On Monday, November 10, 2014 at 6:45:54 PM UTC-10, Oscar wrote:
> From the liner notes of the original 2LP set, EMI SLS 785, from 1969: Mahler Symphony No.5 with Five Rückert Songs (Janet Baker, New Philharmonia Orchestra, Sir John Barbirolli). Opposite William Mann's incisive notes on the works.
>
> Q. Your name, Sir John, and the name of Gustav Mahler are almost synonymous to audiences wherever you conduct. Do you feel you have been one of the pioneers of what is described as the 'Mahler Renaissance'?
>
> J.B. Yes, I think I may well have been. Actually the original Mahler pioneer was Bruno Walter, but sometimes he lacked the proper facilities. When I came to Berlin for the first time to conduct the Philharmonic Orchestra, I was very surprised to find that these musicians had previously hardly performed any Mahler at all. I then decided to conduct Symphony No.9, which I believe is his greatest in musical substance.
>
> It is a source of great satisfaction that in the meantime, Mahler has become one of the most popular composers in England. Even in Italy, at the Scala, Milan, in Naples and Genoa, in each of these towns, they wanted to hear a Mahler Symphony conducted by me--and they did! Just imagine--in Italy! This made me very happy.
>
> Q. Is there a new readiness on the part of the public to listen to this music in a different way, more attentively than before?
>
> J.B. Previously people did not have much opportunity to hear Mahler. However, it may well be a point of interest that it is ordinary people who start loving Mahler, move by his humanity. Basically it was always the musicologists who have made critical pronouncements on Mahler, on his problems of form and other aspects.

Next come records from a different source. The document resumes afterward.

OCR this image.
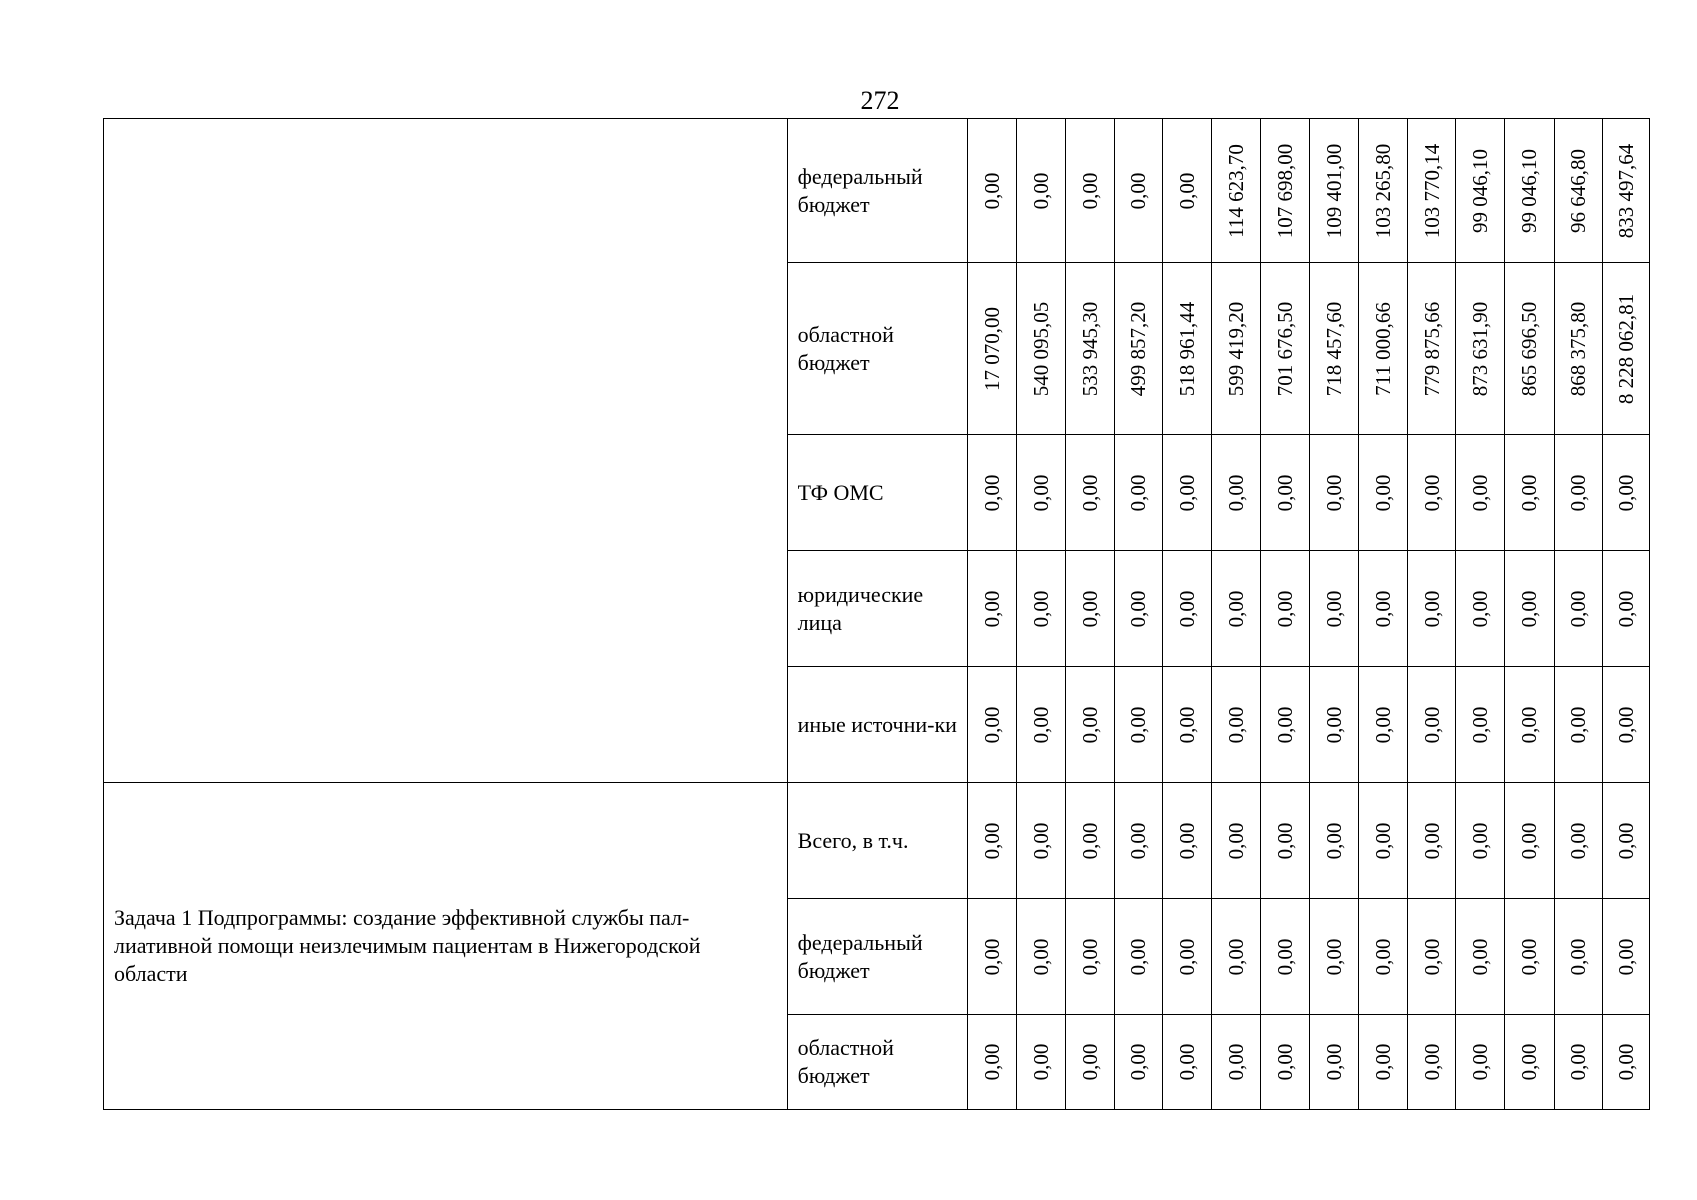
272
	федеральный бюджет	0,00	0,00	0,00	0,00	0,00	114 623,70	107 698,00	109 401,00	103 265,80	103 770,14	99 046,10	99 046,10	96 646,80	833 497,64

	областной бюджет	17 070,00	540 095,05	533 945,30	499 857,20	518 961,44	599 419,20	701 676,50	718 457,60	711 000,66	779 875,66	873 631,90	865 696,50	868 375,80	8 228 062,81

	ТФ ОМС	0,00	0,00	0,00	0,00	0,00	0,00	0,00	0,00	0,00	0,00	0,00	0,00	0,00	0,00

	юридические лица	0,00	0,00	0,00	0,00	0,00	0,00	0,00	0,00	0,00	0,00	0,00	0,00	0,00	0,00

	иные источни-ки	0,00	0,00	0,00	0,00	0,00	0,00	0,00	0,00	0,00	0,00	0,00	0,00	0,00	0,00

Задача 1 Подпрограммы: создание эффективной службы пал-лиативной помощи неизлечимым пациентам в Нижегородской области	Всего, в т.ч.	0,00	0,00	0,00	0,00	0,00	0,00	0,00	0,00	0,00	0,00	0,00	0,00	0,00	0,00

	федеральный бюджет	0,00	0,00	0,00	0,00	0,00	0,00	0,00	0,00	0,00	0,00	0,00	0,00	0,00	0,00

	областной бюджет	0,00	0,00	0,00	0,00	0,00	0,00	0,00	0,00	0,00	0,00	0,00	0,00	0,00	0,00
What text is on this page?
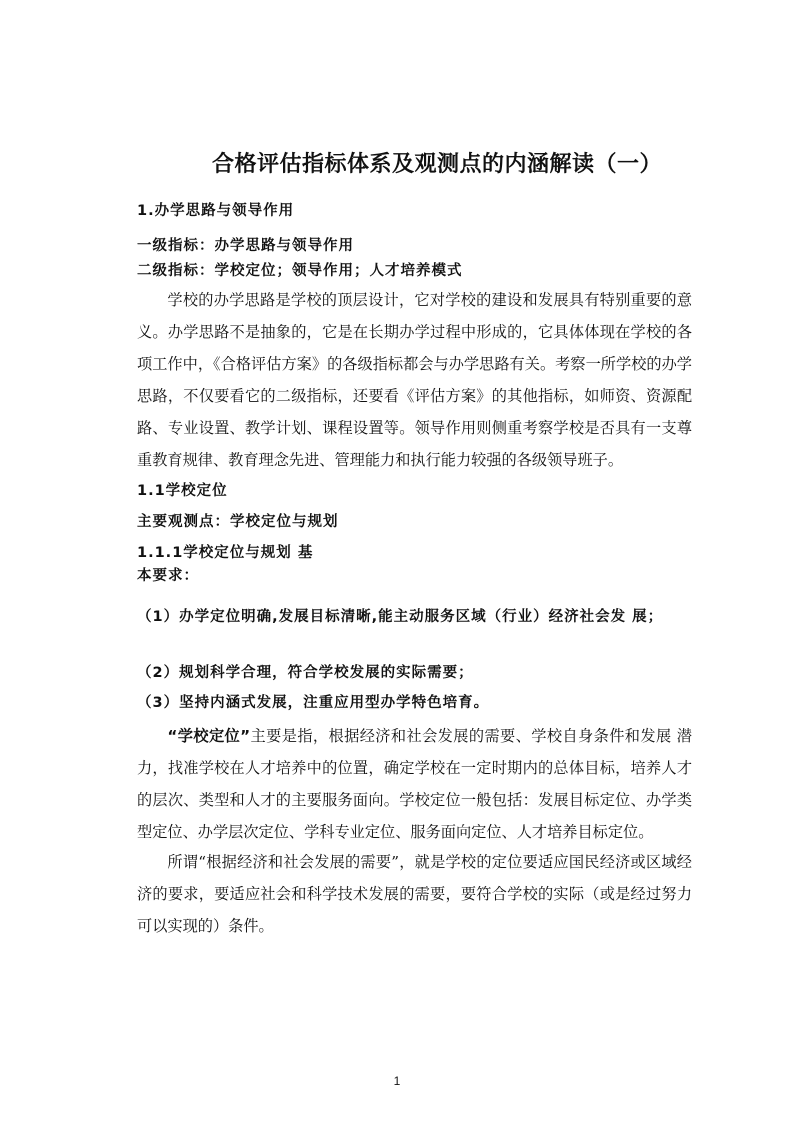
合格评估指标体系及观测点的内涵解读（一）

1.办学思路与领导作用

一级指标：办学思路与领导作用

二级指标：学校定位；领导作用；人才培养模式

学校的办学思路是学校的顶层设计，它对学校的建设和发展具有特别重要的意义。办学思路不是抽象的，它是在长期办学过程中形成的，它具体体现在学校的各项工作中，《合格评估方案》的各级指标都会与办学思路有关。考察一所学校的办学思路，不仅要看它的二级指标，还要看《评估方案》的其他指标，如师资、资源配路、专业设置、教学计划、课程设置等。领导作用则侧重考察学校是否具有一支尊重教育规律、教育理念先进、管理能力和执行能力较强的各级领导班子。

1.1学校定位

主要观测点：学校定位与规划

1.1.1学校定位与规划 基

本要求：

（1）办学定位明确,发展目标清晰,能主动服务区域（行业）经济社会发 展；

（2）规划科学合理，符合学校发展的实际需要；

（3）坚持内涵式发展，注重应用型办学特色培育。

“学校定位”主要是指，根据经济和社会发展的需要、学校自身条件和发展 潜力，找准学校在人才培养中的位置，确定学校在一定时期内的总体目标，培养人才的层次、类型和人才的主要服务面向。学校定位一般包括：发展目标定位、办学类型定位、办学层次定位、学科专业定位、服务面向定位、人才培养目标定位。

所谓“根据经济和社会发展的需要”，就是学校的定位要适应国民经济或区域经济的要求，要适应社会和科学技术发展的需要，要符合学校的实际（或是经过努力可以实现的）条件。

1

At the 1968 London 'Proms' I conducted the Mahler 6. There we had an audience of 7,000 people, many of them young: the majority of those in the arena stood in silence, for over one hour twenty minutes to listen. The next day in Venice, I conducted Symphony No.4. Few in the audience had ever heard the work, but such music touches the emotions. This is the uniqueness of it, that everything comes from the expressiveness of these scores. Mahler had so much to say (it is a long time since a composer had anything essential to say) and much of what he wrote strikes one in its language as new music. I think we agree that today no really great music is written, but good music, very interesting music that one should hear and know.
>
> One of the most distinguished music critics is Sir Neville Cardus. Some ten or 12 years ago he came to see me and said 'John, my boy, you do not know it, but this music was written for you.' So I began to study Mahler symphonies--if you want to conduct Mahler well his music must be under your skin and in your bones. Because I subsequently spent two years studying one of these scores, I have, as it were, enriched myself in doing so, and it is a joy to me in my advancing years that I have found something which, apart from the connoisseurs, is new to people and is also of such mighty dimensions. Mahler's name is no longer a mystery--he has at long last become a monument.
>
> Q. What do you regard as the specific details of Mahler interpretation?
>
> J.B. There were people who laughed at me when I told them that I spent two years studying a Mahler symphony. Of course it does not take me two years to read these scores, but if you prepare for a journey through such immeasurably wide musical spaces, you must know exactly where the musical ideas begin and where they end, and how each fits into the pattern of the whole. In Mahler's symphonies there are many highlights but only one real climax, which one must discover. To do so needs less a simple study of the score than an all-embracing aesthetic reflection--which, incidentally, was also peculiar to Bruno Walter.
>
> --Based on interview given by Sir John Baribirolli to the magazine 'Die Welt'.